« Employés fantômes » à l’Assemblée nationale

Le commissaire à l'éthique a ouvert une enquête sur deux députés de la Coalition avenir Québec dans la foulée d'allégations d'une ex-employée qui soutient avoir fait du travail partisan alors qu'elle était rémunérée avec des fonds publics.

CAQ

Une collecte de fonds organisée aux frais de l'Assemblée nationale ?

Québec — Un ex-attaché politique de la Coalition avenir Québec dit avoir organisé pendant ses heures de travail un lunch de financement auquel a participé le chef François Legault. Il soutient aussi avoir quitté son emploi « pour des raisons éthiques », mais le parti l’accuse d’avoir tenté d’orchestrer une « fraude » lors de son départ.

La semaine dernière, l’ancien président de la Commission de la relève de la CAQ, Yann Gobeil-Nadon, s’est lui-même identifié comme un « employé fantôme » du député caquiste de Groulx, Claude Surprenant. Il a allégué que ses tâches étaient « uniquement partisanes » même s’il était rémunéré à même les budgets de l’aile parlementaire caquiste.

En entrevue avec La Presse après le déclenchement d’une enquête du commissaire à l’éthique sur son ancien patron, hier, il a soutenu avoir été chargé d’organiser un lunch de financement sur ses heures de bureau.

Le 9 mai 2016, M. Legault a pris part à cette activité au restaurant La Verdura de Blainville. L’événement regroupait les plus importants donateurs de la CAQ, le « Club des bâtisseurs ».

« Au début, c’était [le directeur du bureau de M. Surprenant] Paulo Gervais qui était sur le dossier, a relaté M. Gobeil-Nadon. Il est venu me voir dans le bureau pendant que j’étais présent. Il m’a dit : “Je suis trop occupé, occupe-toi de ça.” »

Le même après-midi, M. Gervais aurait vérifié si son jeune employé avait contacté des restaurants.

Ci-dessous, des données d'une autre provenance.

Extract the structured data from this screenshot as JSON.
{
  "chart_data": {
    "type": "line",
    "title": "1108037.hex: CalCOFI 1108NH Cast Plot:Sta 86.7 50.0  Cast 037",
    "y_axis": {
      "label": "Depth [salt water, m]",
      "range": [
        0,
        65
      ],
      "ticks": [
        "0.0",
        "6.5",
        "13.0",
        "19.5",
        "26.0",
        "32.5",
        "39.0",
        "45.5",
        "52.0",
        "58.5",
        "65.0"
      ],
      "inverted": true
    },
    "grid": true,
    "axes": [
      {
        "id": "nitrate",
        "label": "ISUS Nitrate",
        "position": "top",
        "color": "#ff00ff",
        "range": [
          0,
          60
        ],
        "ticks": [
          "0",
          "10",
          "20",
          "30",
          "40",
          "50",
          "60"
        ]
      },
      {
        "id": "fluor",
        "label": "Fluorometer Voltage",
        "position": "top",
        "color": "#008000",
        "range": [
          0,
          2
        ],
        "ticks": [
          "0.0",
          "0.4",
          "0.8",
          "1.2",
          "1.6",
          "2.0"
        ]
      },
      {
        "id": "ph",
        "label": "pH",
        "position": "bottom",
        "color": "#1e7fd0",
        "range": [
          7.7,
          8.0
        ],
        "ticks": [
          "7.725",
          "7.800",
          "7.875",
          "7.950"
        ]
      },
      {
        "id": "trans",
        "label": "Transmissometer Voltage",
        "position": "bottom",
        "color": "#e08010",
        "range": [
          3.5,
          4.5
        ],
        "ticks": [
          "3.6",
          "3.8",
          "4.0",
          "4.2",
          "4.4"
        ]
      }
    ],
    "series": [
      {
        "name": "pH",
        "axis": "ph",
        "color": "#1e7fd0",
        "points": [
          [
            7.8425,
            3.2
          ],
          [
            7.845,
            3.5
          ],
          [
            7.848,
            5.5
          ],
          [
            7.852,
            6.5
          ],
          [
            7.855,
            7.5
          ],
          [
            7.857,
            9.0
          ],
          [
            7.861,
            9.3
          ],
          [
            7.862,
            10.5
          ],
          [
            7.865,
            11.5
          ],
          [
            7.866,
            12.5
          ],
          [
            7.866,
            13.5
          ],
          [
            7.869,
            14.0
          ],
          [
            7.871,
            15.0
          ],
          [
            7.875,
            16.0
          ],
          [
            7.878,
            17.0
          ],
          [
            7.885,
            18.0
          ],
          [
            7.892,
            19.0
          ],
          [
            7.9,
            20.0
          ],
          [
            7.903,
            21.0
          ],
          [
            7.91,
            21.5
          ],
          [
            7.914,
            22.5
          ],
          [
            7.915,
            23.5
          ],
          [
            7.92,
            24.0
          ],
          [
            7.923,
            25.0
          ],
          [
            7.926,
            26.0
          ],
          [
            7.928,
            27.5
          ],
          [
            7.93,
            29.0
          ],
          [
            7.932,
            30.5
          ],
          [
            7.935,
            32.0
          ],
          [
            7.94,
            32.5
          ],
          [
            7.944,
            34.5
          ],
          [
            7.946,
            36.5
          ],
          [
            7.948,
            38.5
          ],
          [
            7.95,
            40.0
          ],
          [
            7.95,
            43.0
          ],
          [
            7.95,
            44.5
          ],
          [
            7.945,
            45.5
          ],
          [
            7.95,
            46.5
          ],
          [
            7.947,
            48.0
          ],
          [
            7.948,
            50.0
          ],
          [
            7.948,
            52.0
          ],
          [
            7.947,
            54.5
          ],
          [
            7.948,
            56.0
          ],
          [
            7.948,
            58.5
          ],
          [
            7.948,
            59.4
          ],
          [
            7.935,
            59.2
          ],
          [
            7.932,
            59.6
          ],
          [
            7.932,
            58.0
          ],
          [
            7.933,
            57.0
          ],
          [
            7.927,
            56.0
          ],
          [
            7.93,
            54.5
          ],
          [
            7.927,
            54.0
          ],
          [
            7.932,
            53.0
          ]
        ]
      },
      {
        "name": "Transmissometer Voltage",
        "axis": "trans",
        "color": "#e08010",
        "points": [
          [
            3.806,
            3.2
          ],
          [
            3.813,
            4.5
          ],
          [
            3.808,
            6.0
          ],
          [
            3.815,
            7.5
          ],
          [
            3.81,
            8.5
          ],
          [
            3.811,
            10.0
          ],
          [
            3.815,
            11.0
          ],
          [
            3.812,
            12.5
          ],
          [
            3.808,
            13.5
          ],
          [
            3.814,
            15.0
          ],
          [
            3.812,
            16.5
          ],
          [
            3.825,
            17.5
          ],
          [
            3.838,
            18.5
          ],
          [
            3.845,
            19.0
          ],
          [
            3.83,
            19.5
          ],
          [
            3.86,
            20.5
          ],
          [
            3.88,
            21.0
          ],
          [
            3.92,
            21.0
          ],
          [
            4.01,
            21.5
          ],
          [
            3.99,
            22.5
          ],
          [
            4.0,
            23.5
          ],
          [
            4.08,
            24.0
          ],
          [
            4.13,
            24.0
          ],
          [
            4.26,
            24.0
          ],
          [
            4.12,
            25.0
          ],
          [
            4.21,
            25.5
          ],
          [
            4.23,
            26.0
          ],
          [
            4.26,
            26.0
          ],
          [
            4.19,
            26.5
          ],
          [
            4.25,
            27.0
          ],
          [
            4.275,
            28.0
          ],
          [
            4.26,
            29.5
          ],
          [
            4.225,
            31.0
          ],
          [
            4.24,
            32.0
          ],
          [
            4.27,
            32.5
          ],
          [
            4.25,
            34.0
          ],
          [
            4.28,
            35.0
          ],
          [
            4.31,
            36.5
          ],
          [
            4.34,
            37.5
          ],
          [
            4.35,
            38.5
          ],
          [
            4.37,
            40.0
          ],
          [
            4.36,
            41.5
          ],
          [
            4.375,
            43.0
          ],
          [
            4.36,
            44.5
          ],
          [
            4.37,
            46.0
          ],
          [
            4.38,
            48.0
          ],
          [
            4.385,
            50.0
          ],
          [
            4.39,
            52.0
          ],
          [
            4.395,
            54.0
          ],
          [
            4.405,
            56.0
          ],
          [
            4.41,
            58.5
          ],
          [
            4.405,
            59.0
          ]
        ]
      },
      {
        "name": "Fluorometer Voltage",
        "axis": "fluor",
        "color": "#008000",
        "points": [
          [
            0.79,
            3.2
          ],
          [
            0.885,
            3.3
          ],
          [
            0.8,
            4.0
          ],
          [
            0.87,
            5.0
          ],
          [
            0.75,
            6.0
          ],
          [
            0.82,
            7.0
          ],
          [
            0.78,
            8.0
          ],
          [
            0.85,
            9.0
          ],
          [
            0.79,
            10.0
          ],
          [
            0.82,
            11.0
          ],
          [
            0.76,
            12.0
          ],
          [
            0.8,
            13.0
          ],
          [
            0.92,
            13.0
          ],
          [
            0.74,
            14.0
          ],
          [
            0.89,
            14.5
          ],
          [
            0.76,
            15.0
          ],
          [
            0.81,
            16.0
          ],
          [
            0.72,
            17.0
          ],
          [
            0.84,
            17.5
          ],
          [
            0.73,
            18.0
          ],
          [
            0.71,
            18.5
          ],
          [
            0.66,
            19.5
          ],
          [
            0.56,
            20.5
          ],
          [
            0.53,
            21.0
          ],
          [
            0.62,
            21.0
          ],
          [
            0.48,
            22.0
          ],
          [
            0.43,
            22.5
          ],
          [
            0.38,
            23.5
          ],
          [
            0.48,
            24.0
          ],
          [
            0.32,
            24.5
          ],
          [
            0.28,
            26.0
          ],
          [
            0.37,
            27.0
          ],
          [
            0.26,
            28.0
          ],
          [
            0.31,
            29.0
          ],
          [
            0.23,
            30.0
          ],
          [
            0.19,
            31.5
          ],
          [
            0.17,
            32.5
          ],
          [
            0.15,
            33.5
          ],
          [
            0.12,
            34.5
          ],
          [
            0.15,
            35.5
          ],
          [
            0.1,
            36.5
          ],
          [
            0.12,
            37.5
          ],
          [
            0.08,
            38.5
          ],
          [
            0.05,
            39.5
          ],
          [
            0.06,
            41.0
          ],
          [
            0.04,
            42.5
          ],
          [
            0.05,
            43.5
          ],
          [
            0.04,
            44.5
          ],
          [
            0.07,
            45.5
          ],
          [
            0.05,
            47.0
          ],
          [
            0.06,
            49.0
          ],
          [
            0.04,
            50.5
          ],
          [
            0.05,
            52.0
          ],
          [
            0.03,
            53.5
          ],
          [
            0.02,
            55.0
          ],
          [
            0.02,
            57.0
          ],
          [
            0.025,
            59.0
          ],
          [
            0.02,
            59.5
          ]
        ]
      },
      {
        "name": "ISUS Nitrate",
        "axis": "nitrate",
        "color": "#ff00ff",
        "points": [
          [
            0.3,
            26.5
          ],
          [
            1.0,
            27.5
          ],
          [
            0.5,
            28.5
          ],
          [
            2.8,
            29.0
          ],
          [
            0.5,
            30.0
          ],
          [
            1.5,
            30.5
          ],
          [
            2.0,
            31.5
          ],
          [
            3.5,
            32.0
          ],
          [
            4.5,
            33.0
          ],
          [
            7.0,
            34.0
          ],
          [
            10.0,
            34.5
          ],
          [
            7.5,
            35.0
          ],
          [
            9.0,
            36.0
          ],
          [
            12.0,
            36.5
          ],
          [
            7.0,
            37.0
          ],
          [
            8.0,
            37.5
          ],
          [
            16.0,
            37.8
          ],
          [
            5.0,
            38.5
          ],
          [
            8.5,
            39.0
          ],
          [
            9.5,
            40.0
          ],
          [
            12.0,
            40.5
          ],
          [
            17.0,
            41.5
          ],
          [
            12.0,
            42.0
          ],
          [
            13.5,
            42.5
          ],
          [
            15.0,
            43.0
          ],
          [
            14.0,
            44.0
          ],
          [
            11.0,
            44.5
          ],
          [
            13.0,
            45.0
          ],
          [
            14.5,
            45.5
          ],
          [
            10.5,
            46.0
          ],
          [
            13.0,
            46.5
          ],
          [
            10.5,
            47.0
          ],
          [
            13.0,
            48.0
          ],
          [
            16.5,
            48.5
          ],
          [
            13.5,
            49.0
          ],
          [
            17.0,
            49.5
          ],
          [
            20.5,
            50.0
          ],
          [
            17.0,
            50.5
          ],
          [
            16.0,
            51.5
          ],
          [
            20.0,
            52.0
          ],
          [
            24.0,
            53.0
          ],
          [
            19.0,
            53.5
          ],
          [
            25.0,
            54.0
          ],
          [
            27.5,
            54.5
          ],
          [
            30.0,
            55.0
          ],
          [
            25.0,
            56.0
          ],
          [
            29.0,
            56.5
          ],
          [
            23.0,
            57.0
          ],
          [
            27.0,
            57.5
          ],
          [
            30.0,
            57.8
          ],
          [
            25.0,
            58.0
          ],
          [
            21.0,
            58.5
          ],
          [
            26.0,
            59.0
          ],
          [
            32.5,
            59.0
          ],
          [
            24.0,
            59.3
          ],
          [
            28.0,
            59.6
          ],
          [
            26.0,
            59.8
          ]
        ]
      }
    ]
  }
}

« Ça, ça ne relève pas de l’Assemblée nationale. C’est purement partisan. »

— Yann Gobeil-Nadon

L’ancien employé affirme aussi qu’il devait alimenter la page web du député Surprenant, qui est hébergée sur le site de la CAQ. Ce site est entretenu par le parti, et non par l’Assemblée nationale.

M. Gobeil-Nadon a démissionné du bureau de Claude Surprenant en février dernier. Il dit avoir pris cette décision « pour des raisons éthiques ».

« J’étais pas mal certain que, selon moi, le député Claude Surprenant n’était pas éthique et je ne voulais pas être attaché à son bureau pour ne pas salir ma réputation », indique-t-il.

Tentative de « fraude »

Le porte-parole du chef François Legault, Guillaume Simard-Leduc, a mis en cause les motifs de M. Gobeil-Nadon. Courriels à l’appui, il a révélé que l’ancien employé avait demandé à être renvoyé du bureau de M. Surprenant au lieu de démissionner formellement.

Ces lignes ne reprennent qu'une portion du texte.